The current laws ruling abortion in the region have been inherited from colonial powers. They are a legacy of the Spanish and Portuguese empires. While European women have already gotten rid of these laws many decades ago, Latin American women still have to deal with them. Why is this so?
As both scholars and activists know by now, women’s rights, like other human rights, are only respected if a movement organizes around them and puts pressure on the state to change unfair laws and policies. While feminist movements swept Europe and North America during the 1960s and 70s, Latin American countries were busy fighting dictatorships and civil wars. It is not that women did not organize, but rather they did so to oppose the brutal regimes and to address the needs of poor populations hit by the recurrent economic crises. Reproductive rights just had to wait. When democracy finally arrived in the region—in the 1980s in South American and the 1990s in Central America—feminist movements gradually began to push for reproductive rights. For example, the September 28th Day of Action for Access to Safe and Legal Abortion was launched in 1990 in the context of the Fifth Latin American and Caribbean Feminist meeting held in San Bernardo, Argentina. Since then, most countries in the region have seen mobilizations and protests around this date. However, by the time the movements began to focus on reproductive rights, the global context had changed and the conservative right had also set up a strong opposition to any change to the status quo.

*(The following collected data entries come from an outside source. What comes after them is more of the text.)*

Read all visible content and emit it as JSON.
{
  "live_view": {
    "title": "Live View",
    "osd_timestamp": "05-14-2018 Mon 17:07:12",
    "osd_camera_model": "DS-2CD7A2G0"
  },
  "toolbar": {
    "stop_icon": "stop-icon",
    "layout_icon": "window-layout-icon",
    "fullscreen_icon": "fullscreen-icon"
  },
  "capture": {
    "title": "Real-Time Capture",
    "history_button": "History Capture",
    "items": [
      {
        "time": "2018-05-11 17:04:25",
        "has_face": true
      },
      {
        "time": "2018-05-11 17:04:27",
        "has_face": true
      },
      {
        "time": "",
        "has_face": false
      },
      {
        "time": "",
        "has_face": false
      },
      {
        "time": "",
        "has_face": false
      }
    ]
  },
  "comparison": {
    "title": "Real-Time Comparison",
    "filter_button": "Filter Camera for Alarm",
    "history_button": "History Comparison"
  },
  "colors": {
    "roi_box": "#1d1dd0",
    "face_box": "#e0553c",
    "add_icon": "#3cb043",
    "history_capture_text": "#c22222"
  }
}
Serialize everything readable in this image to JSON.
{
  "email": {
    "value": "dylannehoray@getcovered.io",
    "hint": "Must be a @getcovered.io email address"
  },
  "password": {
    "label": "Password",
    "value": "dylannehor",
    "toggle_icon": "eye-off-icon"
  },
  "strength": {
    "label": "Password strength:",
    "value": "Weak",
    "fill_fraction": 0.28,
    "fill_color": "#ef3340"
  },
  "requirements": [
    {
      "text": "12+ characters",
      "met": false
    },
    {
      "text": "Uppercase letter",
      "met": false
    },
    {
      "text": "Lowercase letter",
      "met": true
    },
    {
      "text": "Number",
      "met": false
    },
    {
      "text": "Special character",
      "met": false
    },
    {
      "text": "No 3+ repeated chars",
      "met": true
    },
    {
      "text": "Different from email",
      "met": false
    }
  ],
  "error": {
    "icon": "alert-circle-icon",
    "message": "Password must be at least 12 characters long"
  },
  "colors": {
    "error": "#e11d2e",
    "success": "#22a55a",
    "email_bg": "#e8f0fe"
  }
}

The strongholds of the opposition to decriminalization lie in two places: first, the Catholic Church, and second, the ascendance of the religious right in the United States. The Catholic Church has historically been a strong political actor in Latin America, ever since its large role in the conquest and colonization of the continent by the Spanish and Portuguese crowns in the 16th and 17th centuries. The church’s influence among both political and economic elites is still a reality in the whole region with only a variation of degree among the different countries. However, the church’s strong opposition to abortion has not been constant. While the church has always condemned abortion, it used to be considered a misdemeanor and not a murder of an innocent human life, as in the current discourse. In addition, it was not until the late 1800s that the church considered that life started at conception. Until 1869, a fetus was thought to receive its soul from 40 to 80 days after conception, abortion being a sin only after the ensoulment had taken place.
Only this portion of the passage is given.